[CRITIQUE] 10 canoës, 150 lances et 3 épouses de Rolf de Heer

En des temps reculés, dans le nord de l’Australie. Le jeune Dayindi convoite l’une des trois femmes de son frère aîné, Ridjimaril, menaçant ainsi la loi tribale. Afin de ramener Dayindi dans le droit chemin, le vieux Minygululu lui raconte une légende ancestrale d’amours interdits, d’enlèvement, de sorcellerie et de vengeance qui tourne mal. Il y a quelque chose d’instinctivement séduisant chez Rolf de Heer, réalisateur inclassable qui oscille entre les pavés dérangeants (Bad boy Buddy, Dance me to my song) et les fables écolo-rigolotes (Le vieux qui lisait des romans d’amour). Ten canoes appartient à cette seconde catégorie en s’illustrant dans le registre du conte ironique avec comme élément indispensable une voix-off qui appuie ou tourne en dérision des rebondissements intenses. En prenant pour protagonistes des aborigènes, le cinéaste enregistre sur bobine des séquences en creux exagérément étirées pour donner un semblant de radicalité. La démonstration fonctionne puisque soit le spectateur se lasse des outrances et quitte la salle ; soit il choisit d’adopter le rire grinçant des acteurs et du réalisateur, unis dans cette même détermination qui consiste à court-circuiter les préjugés.
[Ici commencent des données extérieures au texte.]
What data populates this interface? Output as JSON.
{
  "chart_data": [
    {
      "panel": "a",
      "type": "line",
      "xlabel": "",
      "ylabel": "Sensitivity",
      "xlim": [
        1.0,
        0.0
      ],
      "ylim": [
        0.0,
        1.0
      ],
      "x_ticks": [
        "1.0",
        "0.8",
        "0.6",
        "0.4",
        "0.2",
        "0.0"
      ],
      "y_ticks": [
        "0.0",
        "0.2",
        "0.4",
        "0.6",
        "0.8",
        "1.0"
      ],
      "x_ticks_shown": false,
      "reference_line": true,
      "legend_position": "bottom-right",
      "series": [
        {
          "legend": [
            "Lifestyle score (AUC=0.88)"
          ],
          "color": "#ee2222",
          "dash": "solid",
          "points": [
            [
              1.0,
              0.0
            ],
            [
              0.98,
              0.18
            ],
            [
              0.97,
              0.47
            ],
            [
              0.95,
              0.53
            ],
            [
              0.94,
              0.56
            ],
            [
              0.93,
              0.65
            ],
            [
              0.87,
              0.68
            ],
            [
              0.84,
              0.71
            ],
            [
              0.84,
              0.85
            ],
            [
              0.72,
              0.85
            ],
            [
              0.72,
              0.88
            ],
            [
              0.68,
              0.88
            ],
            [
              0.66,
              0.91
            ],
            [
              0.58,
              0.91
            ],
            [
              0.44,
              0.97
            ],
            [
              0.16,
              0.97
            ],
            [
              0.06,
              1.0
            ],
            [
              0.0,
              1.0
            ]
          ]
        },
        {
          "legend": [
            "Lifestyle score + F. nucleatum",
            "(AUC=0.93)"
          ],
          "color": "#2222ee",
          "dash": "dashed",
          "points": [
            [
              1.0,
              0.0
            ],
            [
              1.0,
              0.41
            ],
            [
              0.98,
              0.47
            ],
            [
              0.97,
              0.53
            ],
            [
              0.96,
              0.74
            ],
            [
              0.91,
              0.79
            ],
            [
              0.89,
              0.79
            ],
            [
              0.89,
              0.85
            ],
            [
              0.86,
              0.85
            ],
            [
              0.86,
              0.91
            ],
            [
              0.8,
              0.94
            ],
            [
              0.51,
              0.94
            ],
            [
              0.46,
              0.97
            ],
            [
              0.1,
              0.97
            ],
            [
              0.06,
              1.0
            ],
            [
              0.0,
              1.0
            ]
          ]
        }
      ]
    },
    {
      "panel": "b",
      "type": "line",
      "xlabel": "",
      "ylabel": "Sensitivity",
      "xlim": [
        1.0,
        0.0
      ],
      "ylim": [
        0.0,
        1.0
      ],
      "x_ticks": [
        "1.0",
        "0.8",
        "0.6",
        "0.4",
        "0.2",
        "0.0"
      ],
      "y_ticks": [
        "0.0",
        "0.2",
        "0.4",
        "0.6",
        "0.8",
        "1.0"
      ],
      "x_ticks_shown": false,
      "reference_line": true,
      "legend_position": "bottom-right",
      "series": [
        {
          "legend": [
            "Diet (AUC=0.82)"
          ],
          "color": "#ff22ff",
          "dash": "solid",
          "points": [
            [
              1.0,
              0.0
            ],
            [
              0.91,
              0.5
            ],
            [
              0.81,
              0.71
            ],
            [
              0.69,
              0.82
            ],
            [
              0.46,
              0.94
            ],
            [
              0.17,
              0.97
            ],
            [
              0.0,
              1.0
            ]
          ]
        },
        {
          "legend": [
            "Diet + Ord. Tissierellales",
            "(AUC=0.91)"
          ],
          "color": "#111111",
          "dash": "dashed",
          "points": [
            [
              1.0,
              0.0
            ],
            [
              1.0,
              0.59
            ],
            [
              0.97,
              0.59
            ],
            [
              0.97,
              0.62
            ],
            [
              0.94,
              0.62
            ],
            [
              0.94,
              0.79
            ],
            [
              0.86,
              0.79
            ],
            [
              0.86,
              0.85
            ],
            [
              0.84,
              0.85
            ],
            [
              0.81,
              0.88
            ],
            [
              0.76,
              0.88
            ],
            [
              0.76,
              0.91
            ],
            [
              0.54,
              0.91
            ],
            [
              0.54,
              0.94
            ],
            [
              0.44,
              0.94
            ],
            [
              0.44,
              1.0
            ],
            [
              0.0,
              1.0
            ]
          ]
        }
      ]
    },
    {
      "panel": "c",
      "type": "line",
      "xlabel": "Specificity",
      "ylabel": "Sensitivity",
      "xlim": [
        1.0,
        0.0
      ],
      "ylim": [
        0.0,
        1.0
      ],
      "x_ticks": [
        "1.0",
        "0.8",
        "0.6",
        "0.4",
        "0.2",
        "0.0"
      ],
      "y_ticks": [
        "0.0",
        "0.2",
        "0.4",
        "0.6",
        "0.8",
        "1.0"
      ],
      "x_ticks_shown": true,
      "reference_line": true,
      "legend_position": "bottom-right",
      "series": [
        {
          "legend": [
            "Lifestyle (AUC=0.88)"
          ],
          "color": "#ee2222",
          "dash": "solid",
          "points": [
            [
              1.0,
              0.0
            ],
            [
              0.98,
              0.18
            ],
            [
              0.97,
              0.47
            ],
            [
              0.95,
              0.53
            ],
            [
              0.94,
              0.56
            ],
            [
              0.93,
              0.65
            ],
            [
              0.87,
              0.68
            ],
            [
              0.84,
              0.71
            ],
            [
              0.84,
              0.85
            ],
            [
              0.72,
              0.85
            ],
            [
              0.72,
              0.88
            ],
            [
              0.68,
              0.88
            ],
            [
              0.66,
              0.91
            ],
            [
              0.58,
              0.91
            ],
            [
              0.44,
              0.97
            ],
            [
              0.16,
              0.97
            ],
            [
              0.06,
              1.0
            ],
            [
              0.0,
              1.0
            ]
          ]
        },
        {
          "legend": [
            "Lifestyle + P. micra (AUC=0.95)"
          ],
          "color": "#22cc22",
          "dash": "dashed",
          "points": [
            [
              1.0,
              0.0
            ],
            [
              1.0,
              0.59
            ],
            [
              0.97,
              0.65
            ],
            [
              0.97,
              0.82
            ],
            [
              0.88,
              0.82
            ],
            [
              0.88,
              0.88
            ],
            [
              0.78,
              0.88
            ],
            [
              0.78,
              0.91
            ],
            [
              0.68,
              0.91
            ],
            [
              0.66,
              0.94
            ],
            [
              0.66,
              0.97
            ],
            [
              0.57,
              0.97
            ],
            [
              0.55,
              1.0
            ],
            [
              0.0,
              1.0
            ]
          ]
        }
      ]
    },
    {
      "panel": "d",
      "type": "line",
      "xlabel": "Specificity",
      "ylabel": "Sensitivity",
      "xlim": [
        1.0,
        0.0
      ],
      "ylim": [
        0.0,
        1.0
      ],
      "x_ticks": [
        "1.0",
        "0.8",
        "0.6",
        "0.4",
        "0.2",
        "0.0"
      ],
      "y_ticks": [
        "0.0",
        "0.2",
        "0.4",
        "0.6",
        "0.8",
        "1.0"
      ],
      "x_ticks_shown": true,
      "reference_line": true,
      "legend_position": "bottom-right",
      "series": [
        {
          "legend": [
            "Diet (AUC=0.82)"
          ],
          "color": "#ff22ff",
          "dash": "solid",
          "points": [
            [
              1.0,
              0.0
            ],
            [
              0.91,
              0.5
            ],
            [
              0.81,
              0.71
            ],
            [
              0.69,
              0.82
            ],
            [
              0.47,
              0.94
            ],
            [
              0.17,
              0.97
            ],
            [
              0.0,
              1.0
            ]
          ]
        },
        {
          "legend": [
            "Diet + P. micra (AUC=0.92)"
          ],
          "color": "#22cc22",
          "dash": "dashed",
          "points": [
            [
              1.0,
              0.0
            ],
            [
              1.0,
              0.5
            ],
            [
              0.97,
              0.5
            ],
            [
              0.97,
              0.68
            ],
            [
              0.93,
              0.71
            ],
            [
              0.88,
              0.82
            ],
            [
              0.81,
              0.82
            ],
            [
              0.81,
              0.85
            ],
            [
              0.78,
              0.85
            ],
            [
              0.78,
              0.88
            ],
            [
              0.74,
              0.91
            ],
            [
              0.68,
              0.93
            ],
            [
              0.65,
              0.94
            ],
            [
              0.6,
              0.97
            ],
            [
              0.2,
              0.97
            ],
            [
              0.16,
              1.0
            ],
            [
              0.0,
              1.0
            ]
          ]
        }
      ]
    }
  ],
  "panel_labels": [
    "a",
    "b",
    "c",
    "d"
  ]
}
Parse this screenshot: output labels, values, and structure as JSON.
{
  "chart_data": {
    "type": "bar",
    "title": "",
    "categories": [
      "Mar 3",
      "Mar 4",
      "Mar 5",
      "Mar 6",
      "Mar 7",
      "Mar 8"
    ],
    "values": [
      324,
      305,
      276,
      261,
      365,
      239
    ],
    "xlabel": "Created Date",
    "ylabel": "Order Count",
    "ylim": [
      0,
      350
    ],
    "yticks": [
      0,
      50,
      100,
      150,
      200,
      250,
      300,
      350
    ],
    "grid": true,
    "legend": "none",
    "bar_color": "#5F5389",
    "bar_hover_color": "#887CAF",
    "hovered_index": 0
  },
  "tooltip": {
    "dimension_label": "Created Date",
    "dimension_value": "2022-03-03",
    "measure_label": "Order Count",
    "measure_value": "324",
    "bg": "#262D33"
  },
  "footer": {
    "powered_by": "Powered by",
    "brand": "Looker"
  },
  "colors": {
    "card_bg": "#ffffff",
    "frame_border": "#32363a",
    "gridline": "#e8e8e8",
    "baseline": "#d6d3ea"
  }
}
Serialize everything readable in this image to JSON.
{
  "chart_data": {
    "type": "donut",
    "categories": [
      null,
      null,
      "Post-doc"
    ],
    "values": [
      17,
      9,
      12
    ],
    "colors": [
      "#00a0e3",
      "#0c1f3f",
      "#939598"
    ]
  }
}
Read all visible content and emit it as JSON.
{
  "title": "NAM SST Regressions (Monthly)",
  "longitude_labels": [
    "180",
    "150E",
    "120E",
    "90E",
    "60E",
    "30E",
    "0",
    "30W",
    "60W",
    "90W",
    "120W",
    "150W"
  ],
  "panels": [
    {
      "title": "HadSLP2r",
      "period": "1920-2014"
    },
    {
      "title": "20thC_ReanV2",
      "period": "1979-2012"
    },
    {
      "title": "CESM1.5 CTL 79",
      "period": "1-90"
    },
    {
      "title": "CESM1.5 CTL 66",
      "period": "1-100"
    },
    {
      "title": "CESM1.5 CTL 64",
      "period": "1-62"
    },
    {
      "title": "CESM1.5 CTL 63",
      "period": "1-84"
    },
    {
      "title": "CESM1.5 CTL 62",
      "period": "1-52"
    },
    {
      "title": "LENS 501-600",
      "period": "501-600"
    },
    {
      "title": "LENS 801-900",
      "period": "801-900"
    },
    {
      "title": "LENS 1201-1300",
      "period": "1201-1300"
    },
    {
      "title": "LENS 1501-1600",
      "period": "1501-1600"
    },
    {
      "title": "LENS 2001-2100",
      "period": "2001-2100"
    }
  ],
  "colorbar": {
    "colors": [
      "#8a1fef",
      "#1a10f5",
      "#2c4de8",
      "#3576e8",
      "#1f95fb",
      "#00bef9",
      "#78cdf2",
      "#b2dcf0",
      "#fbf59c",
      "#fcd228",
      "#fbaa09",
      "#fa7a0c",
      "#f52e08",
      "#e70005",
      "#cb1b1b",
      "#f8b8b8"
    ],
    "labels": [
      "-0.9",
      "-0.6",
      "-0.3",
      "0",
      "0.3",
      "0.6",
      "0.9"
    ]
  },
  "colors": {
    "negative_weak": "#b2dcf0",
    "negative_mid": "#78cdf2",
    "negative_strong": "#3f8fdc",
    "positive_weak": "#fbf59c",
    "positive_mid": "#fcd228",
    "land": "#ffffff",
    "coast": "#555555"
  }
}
Le dispositif formel est au diapason : le présent est filmé en noir et blanc ; le passé en couleurs. La manière dont le cinéaste sonde la nature et ses mystères évoque Werner Herzog mais avec une touche encore plus distanciée et corrosive. A travers sa fable, le personnage principal réapprend au passage ce que les spectateurs d’aujourd’hui ont oublié : la patience.